In the movie “About Schmidt,” Jack Nicholson plays the hero, a retired insurance agent who has lived a relatively dull existence most of his life and comes to the conclusion that his life has been relatively meaningless. What makes “About Schmidt” fascinating is its use of irony that lets the audience experience both sides of an emotion.
At one point, Jack Nicholson makes a pass at a woman, who screams and kicks him out of her RV. Embarrassed, Jack Nicholson takes off in his own RV, only to arrive at his future in-laws house where the mother immediately makes suggestive passes at him, causing him to flee into his own RV to get away from her.
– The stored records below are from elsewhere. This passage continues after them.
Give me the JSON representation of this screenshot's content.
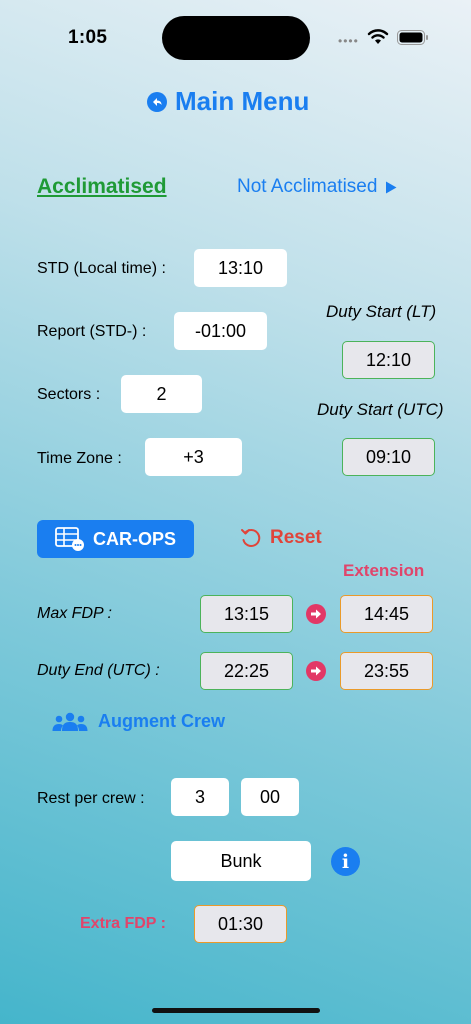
{
  "status": {
    "time": "1:05"
  },
  "header": {
    "title": "Main Menu"
  },
  "mode": {
    "selected": "Acclimatised",
    "other": "Not Acclimatised"
  },
  "inputs": {
    "std_label": "STD (Local time) :",
    "std_value": "13:10",
    "report_label": "Report (STD-) :",
    "report_value": "-01:00",
    "sectors_label": "Sectors :",
    "sectors_value": "2",
    "timezone_label": "Time Zone :",
    "timezone_value": "+3"
  },
  "duty_start": {
    "lt_label": "Duty Start (LT)",
    "lt_value": "12:10",
    "utc_label": "Duty Start (UTC)",
    "utc_value": "09:10"
  },
  "actions": {
    "carops_label": "CAR-OPS",
    "reset_label": "Reset"
  },
  "results": {
    "extension_label": "Extension",
    "max_fdp_label": "Max FDP :",
    "max_fdp_value": "13:15",
    "max_fdp_ext": "14:45",
    "duty_end_label": "Duty End (UTC) :",
    "duty_end_value": "22:25",
    "duty_end_ext": "23:55"
  },
  "augment": {
    "label": "Augment Crew",
    "rest_label": "Rest per crew :",
    "rest_hours": "3",
    "rest_minutes": "00",
    "facility": "Bunk",
    "extra_fdp_label": "Extra FDP :",
    "extra_fdp_value": "01:30"
  },
  "colors": {
    "accent": "#1a7ef0",
    "green": "#1f9a36",
    "red": "#e0443a",
    "pink": "#e0456b"
  },
  "icons": [
    "back-icon",
    "play-icon",
    "table-icon",
    "reset-icon",
    "arrow-right-icon",
    "people-icon",
    "info-icon"
  ]
}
What makes this irony especially memorable is that before Jack Nicholson makes a pass at the other woman, we see how his life has gradually turned into a meaningless mess. First, he sits in his office until the second hand exactly tells him it’s five o’clock so he can leave. Then when he’s bored staying home with his wife, he wanders back to his old office, only to find that a new guy has completely moved in with no trace of what he had left behind. Even worse, he finds that all his work has been tossed in boxes and stacked outside to be thrown away, which further emphasizes his feeling of being useless.
Later, he decides to visit his old childhood home, only to find that it’s been turned into a tire store. When he tries to reminisce with the tire store employee, the guy just stares at him, making Jack Nicholson feel even more useless. Then Jack Nicholson decides to visit his old college fraternity and bores the current fraternity members there with his stories of working as an insurance agent. So when we finally get to the scene where Jack Nicholson makes a pass at the woman, we understand his motivation for doing so, even if we might not approve. Then when another woman makes a pass at Jack Nicholson, the moment of irony is funnier because now we see his uncomfortable feelings as he flees from her.
Irony works best when properly set up. In “Blood Simple,” the bad guy warns the hero that his ex-wife (who the hero is having an affair with) will one day turn on him too and act all innocent, saying something like “I’m not trying to be funny.” Later when the hero has killed the bad guy, he thinks the ex-wife knows about it, but she really doesn’t. So when he gets frustrated and she tells him, “I’m not trying to be funny,” suddenly this statement takes on a whole new meaning. Instead of just an innocent statement, it makes the hero question whether the ex-wife really is playing him for a fool while we know that she’s really innocent. The irony has been set up so when it appears, it hits with a sledgehammer effect.
Bad movies often lack any sense of irony because that means not only setting up something for a payoff later, but it also requires relying on something other than visual special effects. Put irony in your screenplay if possible, and you’ll see that it can provide a unique emotional anchor to keep your audience interested in your story.